Letting Go

I don’t think I believe in letting go—at least not in the way people often talk about it.

To me, it’s not about releasing something and watching it disappear. I think what actually happens is this: we learn how to live with it. Some experiences might fade more easily than others, but a lot of what we go through, especially the harder things, stays with us in some form.

We’re quick to say we’ve accepted something or that we’ve moved on. But have we really let it go? Or have we just found a way to carry it differently?

Every experience we have, the grief, pain, joy, struggle, becomes part of us. It shapes who we are. If we truly let go of everything, we wouldn’t have the perspective or insight that comes with age. Those experiences build the framework for the wisdom we carry later in life.

I think grief, especially, is something that doesn’t go away. It changes, maybe. It softens over time. But it doesn’t leave you. You grow with it. You get stronger, not because you’ve let it go, but because you’ve made space for it. You’ve learned how to keep moving with it. It will always live with you.
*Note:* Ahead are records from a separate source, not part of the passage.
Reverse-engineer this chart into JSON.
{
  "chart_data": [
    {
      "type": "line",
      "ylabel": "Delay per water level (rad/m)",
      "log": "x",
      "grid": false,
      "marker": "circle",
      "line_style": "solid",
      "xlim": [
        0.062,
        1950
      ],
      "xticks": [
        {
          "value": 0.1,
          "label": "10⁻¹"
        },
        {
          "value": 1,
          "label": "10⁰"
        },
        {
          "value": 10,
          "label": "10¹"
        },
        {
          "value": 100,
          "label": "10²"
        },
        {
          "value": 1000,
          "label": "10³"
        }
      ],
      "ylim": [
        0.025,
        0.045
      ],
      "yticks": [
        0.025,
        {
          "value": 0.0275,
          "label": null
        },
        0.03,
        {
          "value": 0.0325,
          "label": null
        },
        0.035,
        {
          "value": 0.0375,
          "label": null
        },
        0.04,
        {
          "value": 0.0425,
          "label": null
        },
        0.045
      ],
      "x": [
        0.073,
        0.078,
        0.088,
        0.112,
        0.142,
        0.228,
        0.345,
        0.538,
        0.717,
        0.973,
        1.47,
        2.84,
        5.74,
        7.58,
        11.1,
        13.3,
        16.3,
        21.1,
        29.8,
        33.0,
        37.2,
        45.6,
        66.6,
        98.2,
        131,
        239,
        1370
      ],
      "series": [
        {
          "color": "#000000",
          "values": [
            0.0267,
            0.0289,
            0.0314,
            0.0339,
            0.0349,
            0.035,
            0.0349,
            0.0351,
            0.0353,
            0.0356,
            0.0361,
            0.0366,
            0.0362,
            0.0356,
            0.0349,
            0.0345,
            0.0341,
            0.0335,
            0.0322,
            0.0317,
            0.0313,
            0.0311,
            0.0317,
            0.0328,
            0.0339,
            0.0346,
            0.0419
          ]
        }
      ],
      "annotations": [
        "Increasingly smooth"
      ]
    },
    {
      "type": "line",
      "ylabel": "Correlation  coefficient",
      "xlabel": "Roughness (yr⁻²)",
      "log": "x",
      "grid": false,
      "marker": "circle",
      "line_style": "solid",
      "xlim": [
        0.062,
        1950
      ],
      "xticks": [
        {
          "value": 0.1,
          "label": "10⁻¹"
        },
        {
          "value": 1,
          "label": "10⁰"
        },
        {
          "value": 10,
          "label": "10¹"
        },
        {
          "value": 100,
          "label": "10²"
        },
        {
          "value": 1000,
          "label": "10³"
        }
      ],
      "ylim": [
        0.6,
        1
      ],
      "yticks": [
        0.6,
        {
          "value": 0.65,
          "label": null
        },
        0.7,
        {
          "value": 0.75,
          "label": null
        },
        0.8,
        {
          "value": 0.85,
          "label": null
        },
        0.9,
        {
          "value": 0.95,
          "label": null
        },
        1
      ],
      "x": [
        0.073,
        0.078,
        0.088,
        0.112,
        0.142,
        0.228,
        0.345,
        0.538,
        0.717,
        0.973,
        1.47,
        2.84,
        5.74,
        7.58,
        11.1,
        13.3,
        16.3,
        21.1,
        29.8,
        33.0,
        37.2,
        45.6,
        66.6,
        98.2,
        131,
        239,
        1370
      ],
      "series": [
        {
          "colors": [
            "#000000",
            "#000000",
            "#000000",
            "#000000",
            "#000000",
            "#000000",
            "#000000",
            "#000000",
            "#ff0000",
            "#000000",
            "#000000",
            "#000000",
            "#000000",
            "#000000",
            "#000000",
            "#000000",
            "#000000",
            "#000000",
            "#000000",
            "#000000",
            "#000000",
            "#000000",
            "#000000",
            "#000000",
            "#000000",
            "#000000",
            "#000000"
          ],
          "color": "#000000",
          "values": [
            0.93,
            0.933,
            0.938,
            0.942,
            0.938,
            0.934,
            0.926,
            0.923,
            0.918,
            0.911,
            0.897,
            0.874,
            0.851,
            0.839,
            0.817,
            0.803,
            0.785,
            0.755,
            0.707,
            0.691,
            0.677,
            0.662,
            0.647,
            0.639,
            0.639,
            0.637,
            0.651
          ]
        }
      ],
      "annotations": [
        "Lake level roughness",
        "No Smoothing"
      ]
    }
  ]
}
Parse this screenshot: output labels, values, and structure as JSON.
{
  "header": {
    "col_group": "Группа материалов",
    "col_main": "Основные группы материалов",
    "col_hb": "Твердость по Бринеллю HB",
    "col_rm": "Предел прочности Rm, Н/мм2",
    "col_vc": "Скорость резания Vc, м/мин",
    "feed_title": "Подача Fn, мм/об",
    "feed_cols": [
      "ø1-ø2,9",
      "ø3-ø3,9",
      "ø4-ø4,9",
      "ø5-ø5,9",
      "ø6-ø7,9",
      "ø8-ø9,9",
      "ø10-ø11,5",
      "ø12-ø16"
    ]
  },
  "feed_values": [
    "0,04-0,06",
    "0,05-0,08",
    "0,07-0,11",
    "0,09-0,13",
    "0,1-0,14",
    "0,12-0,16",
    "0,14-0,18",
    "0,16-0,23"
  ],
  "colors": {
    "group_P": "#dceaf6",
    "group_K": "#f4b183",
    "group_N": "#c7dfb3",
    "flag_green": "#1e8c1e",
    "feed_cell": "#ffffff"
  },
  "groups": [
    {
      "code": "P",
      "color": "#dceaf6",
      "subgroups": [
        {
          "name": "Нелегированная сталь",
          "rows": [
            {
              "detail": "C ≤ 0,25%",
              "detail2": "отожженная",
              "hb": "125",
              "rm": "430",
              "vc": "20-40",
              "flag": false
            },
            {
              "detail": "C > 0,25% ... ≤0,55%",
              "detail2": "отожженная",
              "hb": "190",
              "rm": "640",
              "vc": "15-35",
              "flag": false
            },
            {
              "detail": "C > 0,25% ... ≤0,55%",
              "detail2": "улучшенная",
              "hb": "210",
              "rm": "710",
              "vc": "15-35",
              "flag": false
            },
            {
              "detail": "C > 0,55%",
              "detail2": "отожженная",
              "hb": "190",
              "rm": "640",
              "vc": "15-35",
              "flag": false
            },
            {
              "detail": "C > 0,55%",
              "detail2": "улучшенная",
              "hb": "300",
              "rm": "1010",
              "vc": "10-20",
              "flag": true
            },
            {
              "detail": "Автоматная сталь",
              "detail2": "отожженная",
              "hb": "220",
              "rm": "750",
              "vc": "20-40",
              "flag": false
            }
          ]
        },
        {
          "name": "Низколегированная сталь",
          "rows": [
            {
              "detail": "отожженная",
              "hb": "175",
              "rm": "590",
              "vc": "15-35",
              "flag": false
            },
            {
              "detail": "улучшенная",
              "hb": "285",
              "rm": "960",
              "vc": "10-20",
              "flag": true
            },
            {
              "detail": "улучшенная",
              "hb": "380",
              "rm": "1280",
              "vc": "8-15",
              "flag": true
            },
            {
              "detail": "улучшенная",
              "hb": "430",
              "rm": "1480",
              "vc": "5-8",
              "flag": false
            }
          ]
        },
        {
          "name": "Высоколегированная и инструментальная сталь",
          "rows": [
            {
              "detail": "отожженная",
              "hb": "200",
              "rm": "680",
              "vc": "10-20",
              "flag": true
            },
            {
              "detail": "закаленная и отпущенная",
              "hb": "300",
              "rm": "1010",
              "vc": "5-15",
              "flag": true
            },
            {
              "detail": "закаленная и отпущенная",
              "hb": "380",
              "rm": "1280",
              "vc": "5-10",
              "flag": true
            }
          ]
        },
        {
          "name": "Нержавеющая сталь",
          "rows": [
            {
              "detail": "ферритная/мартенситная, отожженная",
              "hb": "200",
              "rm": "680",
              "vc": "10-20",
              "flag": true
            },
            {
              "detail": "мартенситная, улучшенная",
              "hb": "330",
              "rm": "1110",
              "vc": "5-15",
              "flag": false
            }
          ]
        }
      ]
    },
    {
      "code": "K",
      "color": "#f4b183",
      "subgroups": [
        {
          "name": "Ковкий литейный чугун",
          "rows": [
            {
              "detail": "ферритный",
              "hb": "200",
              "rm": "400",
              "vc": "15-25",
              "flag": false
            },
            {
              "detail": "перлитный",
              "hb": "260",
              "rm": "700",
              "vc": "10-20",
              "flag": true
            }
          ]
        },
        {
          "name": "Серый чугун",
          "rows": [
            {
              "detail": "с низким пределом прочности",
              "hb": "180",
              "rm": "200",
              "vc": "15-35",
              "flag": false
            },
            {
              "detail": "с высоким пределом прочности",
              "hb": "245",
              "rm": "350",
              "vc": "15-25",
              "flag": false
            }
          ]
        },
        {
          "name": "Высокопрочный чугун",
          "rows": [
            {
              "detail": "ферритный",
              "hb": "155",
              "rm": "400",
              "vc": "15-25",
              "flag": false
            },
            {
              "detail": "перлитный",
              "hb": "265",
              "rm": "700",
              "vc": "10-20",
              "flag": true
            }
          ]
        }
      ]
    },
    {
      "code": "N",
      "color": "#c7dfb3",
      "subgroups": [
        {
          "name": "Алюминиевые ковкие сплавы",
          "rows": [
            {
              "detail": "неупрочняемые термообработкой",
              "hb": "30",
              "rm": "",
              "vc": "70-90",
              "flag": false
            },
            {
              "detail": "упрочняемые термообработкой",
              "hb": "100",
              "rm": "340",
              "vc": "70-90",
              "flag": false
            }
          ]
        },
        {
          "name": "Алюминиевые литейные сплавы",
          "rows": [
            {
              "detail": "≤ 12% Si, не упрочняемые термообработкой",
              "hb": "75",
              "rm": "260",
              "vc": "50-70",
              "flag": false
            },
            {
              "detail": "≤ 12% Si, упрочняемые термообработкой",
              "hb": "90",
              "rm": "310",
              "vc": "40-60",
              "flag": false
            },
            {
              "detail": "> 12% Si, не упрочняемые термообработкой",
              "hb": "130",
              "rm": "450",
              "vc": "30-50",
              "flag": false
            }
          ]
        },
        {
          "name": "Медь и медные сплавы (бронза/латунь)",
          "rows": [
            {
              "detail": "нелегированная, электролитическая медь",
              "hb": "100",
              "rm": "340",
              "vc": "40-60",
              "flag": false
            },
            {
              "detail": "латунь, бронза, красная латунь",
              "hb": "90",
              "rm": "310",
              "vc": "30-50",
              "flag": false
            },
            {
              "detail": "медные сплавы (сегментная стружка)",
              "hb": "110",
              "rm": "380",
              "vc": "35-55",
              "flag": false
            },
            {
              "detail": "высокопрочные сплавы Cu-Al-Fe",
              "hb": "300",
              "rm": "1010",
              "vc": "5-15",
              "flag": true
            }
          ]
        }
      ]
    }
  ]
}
That’s part of the human experience. As we age, we collect stories (some heavy, some light) and they shape how we see the world. That’s the kind of wisdom I’m talking about. Not the kind that’s warned about in scripture, but the kind that helps us better understand and support one another.

So maybe “letting go” isn’t the goal at all.


Maybe it’s learning how to live in a way where the things we carry don’t rule us but teach us.